At Home with the Idea
But there have been many accomplishments since Uguccioni’s arrival, including those ‘best-of’ awards.
They are generally a measure of customer service, and Uguccioni said she believes quality in this realm is a function of having a staff that knows it is valued and appreciated.
Indeed, it takes a village to run a successful assisted-living facility that leaves residents and their families happy, and Linda Manor does that well by putting an emphasis on relationships.

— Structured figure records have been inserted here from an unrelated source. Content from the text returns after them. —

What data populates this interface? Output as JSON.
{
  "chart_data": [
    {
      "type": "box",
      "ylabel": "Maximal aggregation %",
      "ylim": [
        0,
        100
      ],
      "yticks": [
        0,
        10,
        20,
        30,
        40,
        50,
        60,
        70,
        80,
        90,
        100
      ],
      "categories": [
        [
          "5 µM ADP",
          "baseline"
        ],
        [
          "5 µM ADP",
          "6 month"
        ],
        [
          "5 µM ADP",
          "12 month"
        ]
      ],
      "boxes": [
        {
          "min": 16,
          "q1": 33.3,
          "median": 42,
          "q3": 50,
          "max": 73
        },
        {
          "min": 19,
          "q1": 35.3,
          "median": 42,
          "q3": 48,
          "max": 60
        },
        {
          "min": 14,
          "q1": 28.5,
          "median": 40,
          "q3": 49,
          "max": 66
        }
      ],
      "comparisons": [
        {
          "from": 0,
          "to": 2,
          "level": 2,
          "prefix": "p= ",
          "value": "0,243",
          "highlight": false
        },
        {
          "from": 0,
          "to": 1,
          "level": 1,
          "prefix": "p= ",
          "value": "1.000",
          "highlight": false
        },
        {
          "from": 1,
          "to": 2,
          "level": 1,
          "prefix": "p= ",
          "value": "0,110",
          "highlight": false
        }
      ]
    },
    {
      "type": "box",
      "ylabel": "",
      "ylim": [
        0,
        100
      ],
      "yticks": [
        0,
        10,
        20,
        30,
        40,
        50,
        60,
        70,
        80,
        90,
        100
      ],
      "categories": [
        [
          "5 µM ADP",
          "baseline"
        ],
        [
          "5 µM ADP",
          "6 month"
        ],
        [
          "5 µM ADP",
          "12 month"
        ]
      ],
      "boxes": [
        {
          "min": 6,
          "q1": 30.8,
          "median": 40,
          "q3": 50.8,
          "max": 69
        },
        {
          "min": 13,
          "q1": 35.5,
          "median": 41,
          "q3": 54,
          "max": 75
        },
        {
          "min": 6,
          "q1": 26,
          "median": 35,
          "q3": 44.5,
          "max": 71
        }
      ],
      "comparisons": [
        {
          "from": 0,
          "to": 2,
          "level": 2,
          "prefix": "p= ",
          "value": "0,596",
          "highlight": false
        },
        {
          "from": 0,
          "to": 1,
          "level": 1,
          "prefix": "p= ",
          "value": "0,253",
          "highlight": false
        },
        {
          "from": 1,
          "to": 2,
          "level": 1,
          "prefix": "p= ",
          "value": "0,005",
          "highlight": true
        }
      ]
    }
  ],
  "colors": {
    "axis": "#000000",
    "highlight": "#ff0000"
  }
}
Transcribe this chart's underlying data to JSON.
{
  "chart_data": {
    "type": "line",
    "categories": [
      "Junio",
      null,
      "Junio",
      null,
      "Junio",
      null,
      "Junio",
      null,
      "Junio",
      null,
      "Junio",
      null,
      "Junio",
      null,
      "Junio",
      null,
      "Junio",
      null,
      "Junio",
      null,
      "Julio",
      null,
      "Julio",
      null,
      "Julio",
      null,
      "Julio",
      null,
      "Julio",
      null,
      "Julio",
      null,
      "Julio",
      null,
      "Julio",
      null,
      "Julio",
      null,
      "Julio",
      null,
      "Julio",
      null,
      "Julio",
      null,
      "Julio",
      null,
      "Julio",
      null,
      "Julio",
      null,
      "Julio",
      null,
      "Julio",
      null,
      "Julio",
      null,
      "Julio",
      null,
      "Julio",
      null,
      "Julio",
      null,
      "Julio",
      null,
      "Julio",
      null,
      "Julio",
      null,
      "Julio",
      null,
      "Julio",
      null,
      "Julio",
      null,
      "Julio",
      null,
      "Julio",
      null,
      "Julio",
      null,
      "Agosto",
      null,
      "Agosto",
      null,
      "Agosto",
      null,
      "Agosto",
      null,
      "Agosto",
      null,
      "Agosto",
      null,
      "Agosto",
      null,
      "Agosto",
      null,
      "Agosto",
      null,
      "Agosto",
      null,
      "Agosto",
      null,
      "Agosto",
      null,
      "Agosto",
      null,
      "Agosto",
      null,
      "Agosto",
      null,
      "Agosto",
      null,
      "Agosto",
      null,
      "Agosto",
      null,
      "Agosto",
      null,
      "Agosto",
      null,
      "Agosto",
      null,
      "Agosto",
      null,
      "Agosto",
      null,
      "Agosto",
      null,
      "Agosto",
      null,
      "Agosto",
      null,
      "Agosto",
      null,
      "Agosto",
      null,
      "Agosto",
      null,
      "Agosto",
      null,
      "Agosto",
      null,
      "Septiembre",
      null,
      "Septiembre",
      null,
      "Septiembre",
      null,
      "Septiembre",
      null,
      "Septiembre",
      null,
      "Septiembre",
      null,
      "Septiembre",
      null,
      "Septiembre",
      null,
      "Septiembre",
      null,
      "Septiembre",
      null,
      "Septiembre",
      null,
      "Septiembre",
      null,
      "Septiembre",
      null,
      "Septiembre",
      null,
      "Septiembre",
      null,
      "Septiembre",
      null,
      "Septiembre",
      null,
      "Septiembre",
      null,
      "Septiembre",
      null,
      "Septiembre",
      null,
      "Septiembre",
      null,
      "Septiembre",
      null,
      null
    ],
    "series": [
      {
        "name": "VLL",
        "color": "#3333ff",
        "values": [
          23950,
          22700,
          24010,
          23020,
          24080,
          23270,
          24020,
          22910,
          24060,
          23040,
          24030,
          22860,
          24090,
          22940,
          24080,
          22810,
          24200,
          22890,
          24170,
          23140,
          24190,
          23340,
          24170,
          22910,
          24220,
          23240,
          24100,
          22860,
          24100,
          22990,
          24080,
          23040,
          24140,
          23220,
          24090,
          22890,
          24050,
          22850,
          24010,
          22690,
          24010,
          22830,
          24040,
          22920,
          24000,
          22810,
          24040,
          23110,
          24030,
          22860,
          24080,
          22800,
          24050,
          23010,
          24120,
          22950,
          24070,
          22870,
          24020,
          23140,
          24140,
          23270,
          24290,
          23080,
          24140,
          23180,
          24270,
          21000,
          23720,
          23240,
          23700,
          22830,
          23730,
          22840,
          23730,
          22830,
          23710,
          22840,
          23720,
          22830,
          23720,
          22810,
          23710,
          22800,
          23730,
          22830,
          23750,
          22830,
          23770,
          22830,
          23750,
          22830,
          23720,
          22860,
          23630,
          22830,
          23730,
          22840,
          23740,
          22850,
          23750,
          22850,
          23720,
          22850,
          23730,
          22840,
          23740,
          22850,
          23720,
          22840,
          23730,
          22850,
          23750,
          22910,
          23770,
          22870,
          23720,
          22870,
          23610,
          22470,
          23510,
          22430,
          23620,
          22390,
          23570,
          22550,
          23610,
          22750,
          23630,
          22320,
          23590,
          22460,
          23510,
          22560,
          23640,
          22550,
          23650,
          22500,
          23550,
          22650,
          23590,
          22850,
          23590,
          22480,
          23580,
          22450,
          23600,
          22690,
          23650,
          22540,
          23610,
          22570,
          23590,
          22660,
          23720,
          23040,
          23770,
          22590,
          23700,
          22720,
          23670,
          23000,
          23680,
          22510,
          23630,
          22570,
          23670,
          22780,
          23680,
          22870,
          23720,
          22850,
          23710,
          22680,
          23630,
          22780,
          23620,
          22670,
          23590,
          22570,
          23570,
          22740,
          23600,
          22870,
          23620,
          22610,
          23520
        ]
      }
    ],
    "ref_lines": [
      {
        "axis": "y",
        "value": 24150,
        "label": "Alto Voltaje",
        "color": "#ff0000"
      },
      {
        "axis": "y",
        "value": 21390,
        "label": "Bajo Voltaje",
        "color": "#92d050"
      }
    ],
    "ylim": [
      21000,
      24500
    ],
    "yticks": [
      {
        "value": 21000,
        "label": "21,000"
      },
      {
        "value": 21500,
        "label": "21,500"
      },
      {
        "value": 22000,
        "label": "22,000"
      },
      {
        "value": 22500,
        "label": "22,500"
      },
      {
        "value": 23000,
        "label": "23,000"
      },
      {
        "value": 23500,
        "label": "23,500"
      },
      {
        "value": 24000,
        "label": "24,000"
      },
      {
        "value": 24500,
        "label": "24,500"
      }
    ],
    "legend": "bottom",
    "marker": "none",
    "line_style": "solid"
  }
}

To help staff members accomplish this, Uguccioni helps them realize the impact they have on residents, and the value they have in affecting their lives.
For example, she said a certified nursing assistant providing daily services to a resident, like giving medication or offering assistance in the bathroom, translates into much more than completing a simple task.
“You’re really here to be an integral part of that person’s day,” Uguccioni said. “You’re the first person that they see in the morning, and, therefore, their interaction with you really shapes how their day might be.”
This, she says, is the key to running a successful assisted-living community.
“If you don’t have a staff that’s committed and engaged, you don’t have anything,” she said. “I think that it’s really important that you have people and staff in general that are invested in their role and they realize the value that they have in assisted living, and what they mean to the people that live here.”
But building a strong, caring team is not an easy task in this employment environment. Uguccioni says one of the biggest challenges in running an assisted-living facility is that not many people seem to want to be aides.
“There’s a lot of open positions in healthcare for certified nursing assistants, and we don’t find as many people seeking that out as a desired level of employment,” she said, adding that she puts staff satisfaction high on her list in order to reduce turnover.
“I don’t ever want someone here to feel like ‘oh, I just work in housekeeping,’ or ‘I’m just the server in the dining room; what do I know?’ Everybody here knows a tremendous amount,” Uguccioni added. “It’s not just me that runs the building, it’s all of us. If one person could do it, I wouldn’t have everybody else that works here.”
This attitude has helped Linda Manor to continue to be recognized as one of the best assisted-living facilities in the area, and Uguccioni is always thinking about ways to improve.
“I’m always looking at how we can positively affect someone’s life through the residents and the families,” she noted, adding that she has positive experiences every day that remind her why she does what she does.
She recalls one instance from a few years ago, while she was covering for someone in the Admissions department while they were on vacation. A woman walked in looking for a place for her mom to live. The minute she sat down in Uguccioni’s office, she began to cry.
“This woman was in a terrible predicament. Her mother lived in a totally different part of the country, and she didn’t know how to talk to her to tell her she couldn’t live alone anymore,” she said.
In this instance, Uguccioni advised the woman not to tell her mom why she couldn’t live alone, but explain how living in an assisted-living facility would help her live an easier, happier life.
The next week, the woman got her mom on a plane and moved her into Linda Manor.
“Being able to help her, I really do feel like I have a pivotal piece to that,” Uguccioni said. “Every time I see her when she comes in, she says, ‘I thank you every day.’”
Live and Learn
When she reflects back to that experience she had at the Alzheimer’s Resource Center as a 13-year-old girl, Uguccioni is grateful that the nurse sent her to deliver that paper, because it put her on a path to a career she loves every day.
“If I hadn’t had that volunteer experience doing something that was completely out of my comfort zone, I would never have what I have today,” she said. “I would never be in this field at all.”
But she did go down that path, and doing so started her on her journey to be a Healthcare Hero.